Qu'est-ce que le deuil compliqué et comment le prend-on en charge ?
Il se caractérise par une grande tristesse et une dépression qui perdurent au-delà de l'anniversaire du décès. Il se manifeste également par des sentiments divers comme l'autodévalorisation, la culpabilité, l'impression d'être toujours proche du mort, d'être envahi par son souvenir. En réalité, les complications du deuil rendent la séparation et la rupture de l'attachement toujours insupportables une année après la perte. Concernant la prise en charge, les médecins généralistes sont les premiers à recevoir les endeuillés, dont la souffrance se matérialise parfois par une demande de médicament ou d'arrêt de travail. Ils peuvent évidemment prodiguer une première écoute et parfois un véritable accompagnement. Ce sont des consultations longues qui nécessitent d'évaluer le niveau de souffrance.

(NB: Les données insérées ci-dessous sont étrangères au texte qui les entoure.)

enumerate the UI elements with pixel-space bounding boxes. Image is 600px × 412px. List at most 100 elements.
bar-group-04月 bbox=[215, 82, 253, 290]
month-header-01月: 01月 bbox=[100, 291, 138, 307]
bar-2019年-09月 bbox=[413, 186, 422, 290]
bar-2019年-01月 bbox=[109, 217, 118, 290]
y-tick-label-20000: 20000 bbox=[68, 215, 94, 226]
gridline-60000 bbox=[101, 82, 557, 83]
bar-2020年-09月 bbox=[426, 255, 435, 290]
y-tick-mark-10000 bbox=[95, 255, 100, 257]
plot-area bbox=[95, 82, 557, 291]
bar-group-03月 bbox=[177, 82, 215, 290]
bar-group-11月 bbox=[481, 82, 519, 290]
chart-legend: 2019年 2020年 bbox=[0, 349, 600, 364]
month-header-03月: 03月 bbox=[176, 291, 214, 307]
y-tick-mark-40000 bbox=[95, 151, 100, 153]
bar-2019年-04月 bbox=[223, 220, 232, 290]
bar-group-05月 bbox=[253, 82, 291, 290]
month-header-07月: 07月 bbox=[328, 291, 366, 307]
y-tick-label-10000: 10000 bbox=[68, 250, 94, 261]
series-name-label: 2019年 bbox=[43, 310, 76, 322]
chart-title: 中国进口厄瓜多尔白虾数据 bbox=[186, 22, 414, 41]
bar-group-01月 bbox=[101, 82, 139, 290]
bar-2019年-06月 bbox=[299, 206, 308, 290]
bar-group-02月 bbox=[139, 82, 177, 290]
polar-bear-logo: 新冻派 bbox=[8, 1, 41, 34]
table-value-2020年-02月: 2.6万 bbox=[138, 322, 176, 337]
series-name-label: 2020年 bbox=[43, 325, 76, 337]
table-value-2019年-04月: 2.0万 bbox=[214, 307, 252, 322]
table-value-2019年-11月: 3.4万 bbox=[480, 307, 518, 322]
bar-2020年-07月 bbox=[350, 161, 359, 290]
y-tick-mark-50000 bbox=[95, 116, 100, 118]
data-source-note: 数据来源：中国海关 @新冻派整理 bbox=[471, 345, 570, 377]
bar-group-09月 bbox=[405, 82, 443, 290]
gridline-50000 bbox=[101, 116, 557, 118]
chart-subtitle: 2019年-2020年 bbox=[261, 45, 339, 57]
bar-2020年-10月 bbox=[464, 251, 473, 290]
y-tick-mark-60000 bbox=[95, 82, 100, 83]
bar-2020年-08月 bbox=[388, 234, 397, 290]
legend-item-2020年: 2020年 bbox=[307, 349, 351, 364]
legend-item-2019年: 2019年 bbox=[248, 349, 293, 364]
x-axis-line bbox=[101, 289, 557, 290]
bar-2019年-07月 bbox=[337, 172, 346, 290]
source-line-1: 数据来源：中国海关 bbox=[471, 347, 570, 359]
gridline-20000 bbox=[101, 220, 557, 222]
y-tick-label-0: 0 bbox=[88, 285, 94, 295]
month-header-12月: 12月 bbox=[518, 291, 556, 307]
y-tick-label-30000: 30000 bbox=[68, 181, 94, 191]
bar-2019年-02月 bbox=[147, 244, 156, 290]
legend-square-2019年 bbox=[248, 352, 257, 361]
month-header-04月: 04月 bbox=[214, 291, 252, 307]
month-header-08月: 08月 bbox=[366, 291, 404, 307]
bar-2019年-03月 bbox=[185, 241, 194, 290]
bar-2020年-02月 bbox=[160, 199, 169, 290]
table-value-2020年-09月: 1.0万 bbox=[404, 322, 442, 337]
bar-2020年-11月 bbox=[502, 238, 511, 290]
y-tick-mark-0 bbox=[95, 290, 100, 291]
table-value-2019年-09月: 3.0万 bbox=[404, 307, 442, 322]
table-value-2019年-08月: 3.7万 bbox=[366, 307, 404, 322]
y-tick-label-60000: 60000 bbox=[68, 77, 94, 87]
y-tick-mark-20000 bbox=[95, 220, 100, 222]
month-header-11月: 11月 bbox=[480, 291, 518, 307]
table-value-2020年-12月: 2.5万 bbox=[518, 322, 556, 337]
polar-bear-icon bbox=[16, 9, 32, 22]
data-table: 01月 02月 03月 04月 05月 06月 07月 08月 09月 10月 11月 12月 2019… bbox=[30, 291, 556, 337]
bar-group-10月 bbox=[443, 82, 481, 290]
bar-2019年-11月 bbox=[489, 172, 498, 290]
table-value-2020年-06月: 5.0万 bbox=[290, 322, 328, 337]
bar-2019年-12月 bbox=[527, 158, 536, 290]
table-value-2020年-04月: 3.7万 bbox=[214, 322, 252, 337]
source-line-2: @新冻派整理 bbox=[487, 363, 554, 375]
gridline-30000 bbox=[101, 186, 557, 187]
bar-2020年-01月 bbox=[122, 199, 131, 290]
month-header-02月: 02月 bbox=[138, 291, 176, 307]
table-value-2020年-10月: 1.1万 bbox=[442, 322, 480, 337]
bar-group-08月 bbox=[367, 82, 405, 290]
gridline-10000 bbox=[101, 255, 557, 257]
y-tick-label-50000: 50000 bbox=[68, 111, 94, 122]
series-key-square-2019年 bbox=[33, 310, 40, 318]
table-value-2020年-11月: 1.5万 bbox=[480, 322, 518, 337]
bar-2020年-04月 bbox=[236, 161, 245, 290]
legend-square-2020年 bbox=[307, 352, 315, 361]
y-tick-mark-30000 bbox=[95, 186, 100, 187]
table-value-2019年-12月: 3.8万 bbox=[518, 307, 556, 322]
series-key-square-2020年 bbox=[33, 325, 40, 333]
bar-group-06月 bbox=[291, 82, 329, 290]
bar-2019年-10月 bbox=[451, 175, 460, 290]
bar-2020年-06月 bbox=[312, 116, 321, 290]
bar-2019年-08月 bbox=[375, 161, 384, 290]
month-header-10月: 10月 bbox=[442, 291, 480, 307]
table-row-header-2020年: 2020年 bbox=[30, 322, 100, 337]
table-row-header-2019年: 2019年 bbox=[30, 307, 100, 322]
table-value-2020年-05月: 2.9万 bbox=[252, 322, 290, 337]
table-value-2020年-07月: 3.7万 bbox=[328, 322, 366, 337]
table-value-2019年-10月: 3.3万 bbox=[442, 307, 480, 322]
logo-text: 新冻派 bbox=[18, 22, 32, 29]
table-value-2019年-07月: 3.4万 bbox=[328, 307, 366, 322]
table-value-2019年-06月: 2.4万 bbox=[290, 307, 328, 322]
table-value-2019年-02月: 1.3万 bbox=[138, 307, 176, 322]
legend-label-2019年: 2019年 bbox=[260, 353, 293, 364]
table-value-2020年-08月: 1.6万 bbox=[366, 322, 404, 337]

S'agissant des traitements, ma recommandation serait d'adresser les endeuillés à des associations, des groupes d'endeuillés, des psychiatres et des psychologues formés. Et parfois, il est nécessaire de prescrire des anxiolytiques d'une façon extrêmement mesurée pour permettre aux personnes de pouvoir simplement retrouver le sommeil. En revanche, je ne conseillerais pas d'antidépresseurs parce que le processus du deuil ne peut être réalisé que par la remémoration, par la mise en mots.
De nombreux soignants ont aussi été bouleversés par les conséquences de cette pandémie. Certains se sont sentis maltraitants en annonçant les décès à la chaîne, jusqu'à remettre leur métier en question. Comment appréhender leur souffrance ?
D'après mon expérience − j'ai commencé à travailler à l'hôpital en tant que psychologue en 1983 −, j'ai constaté que la souffrance des soignants est souvent aiguë puis prend ensuite l'allure d'une usure. La question du burn-out se pose avec le cumul des tâches, le sentiment de devenir insensible, la perte de l'idéal soignant. Et il est clair qu'en cette période de Covid, les conditions de l'épuisement professionnel sont réunies. Il est évident qu'il faut une revalorisation de ces métiers.
Mais à mon niveau modeste de psychologue, je pense que l'accompagnement des soignants ne doit pas être négligé. Et par quoi passe-t-il ? En premier lieu par le repos ! Ensuite, par la parole. Au cours de groupes Balint* que j'anime avec un médecin généraliste, nous avons pu constater combien ces soignants avaient été touchés par la charge émotionnelle du travail, avaient ressenti un manque de reconnaissance. Mais la seule expression de cette frustration ne suffit pas. Il faut aussi l'intégrer, la relativiser en prenant de la distance. La récupération psychologique demande un travail régulier.